Bouquin : C. L. R. James, un radical noir
Né en 1901 à Trinidad, alors colonie britannique, Cyril Lionel Robert James est bercé de culture anglaise, de cricket et de littérature. Il prend tôt conscience du paradoxe de la position de l’intellectuel anticolonialiste nourri de la culture du colonisateur : « Ce qui est la plus grande vertu chez eux devient le plus grand crime dans les colonies. »
Dans les années 1930, en Angleterre, il devient journaliste sportif, puis se lie aux courants marxistes antistaliniens et anarchistes. Il rencontre notamment le théoricien conseilliste allemand Karl Korsch, en 1936. Il traduit le Staline de Boris Souvarine en 1939. Ses travaux le poussent à devenir un acteur de premier plan du mouvement panafricain londonien. C’est son ouvrage majeur Les Jacobins noirs – Toussaint Louverture et la révolution de Saint-Domingue (1938, rééd. Amsterdam, 2008) qui lui vaut sa postérité de penseur anticolonialiste. Décrivant la « seule révolte d’esclaves dont l’histoire ait enregistré le succès », ferment des luttes anticoloniales et symbole de la libération des Noirs, James y livrait, tel un vulcanologue, une analyse en profondeur de l’éruption révolutionnaire, « l’un des rares moments où la société atteint son point d’ébullition et se fait alors fluide ».

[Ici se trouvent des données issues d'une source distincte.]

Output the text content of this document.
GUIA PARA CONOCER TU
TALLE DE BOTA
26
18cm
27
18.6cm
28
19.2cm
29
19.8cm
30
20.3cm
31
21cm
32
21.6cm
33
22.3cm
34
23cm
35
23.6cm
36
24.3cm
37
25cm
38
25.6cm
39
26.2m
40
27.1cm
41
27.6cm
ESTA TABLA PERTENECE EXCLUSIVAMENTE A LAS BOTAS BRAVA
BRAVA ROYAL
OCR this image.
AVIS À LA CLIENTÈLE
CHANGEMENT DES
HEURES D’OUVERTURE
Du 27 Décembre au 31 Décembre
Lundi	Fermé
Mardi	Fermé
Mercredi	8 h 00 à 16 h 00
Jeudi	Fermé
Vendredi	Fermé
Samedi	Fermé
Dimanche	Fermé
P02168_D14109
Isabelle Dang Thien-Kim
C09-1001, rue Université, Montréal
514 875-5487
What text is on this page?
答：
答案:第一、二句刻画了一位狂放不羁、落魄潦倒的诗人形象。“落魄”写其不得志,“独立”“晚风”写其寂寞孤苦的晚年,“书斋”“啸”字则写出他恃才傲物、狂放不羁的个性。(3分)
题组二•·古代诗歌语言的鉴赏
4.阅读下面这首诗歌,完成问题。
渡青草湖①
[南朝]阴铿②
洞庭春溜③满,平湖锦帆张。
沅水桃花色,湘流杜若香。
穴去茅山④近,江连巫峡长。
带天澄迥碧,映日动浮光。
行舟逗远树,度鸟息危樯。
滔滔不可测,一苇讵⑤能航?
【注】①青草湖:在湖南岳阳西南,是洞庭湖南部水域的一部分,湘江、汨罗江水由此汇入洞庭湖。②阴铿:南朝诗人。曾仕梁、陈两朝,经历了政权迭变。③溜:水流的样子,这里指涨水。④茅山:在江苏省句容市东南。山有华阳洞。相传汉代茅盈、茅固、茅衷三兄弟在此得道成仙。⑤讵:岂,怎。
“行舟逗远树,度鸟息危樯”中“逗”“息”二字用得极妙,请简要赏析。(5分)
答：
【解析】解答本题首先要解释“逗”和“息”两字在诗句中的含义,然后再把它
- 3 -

Débattant avec Trotski à Mexico en 1939, James se déclare favorable à une organisation noire de masse aux États-Unis et sceptique vis-à-vis du séparatisme : « Je considère l’idée de séparer comme un pas en arrière quand c’est d’une société socialiste qu’il s’agit. Si les ouvriers blancs tendent la main au Nègre, ce dernier ne voudra pas de l’autodétermination. » De son côté, Trotski, qui croyait que les descendants d’esclaves possédaient une langue secrète commune, s’enthousiasme pour le projet d’un État indépendant noir dans le cadre d’une fédération des États-Unis socialistes. Soutenant l’autonomie des luttes noires, James se fait taxer de « racisme inversé qui romantise les mouvements noirs et fait passer au second plan la lutte des classes » par le journaliste noir, Ernest McKinney. Dans les années 1960, James défend encore une position socialiste au sein du Black Power. Il critique notamment la focalisation sur la « race ». Il refuse d’abandonner la question de l’émancipation des Noirs américains « aux libéraux qui ne voient que l’extension des Droits » ou aux Blacks Muslims arqués sur une posture identitaire.
James s’éloigne également du trotskisme pour se détacher radicalement de la notion d’avant-garde. Il voit dans le centralisme « un outil dangereux » et prône l’auto-organisation du prolétariat. Après la Seconde Guerre mondiale, il fraye un temps avec le courant français Socialisme ou Barbarie, qu’il rejoint dans son analyse de l’URSS comme « capitalisme d’État », et cosigne avec Castoriadis un essai sur la révolution hongroise de 1956.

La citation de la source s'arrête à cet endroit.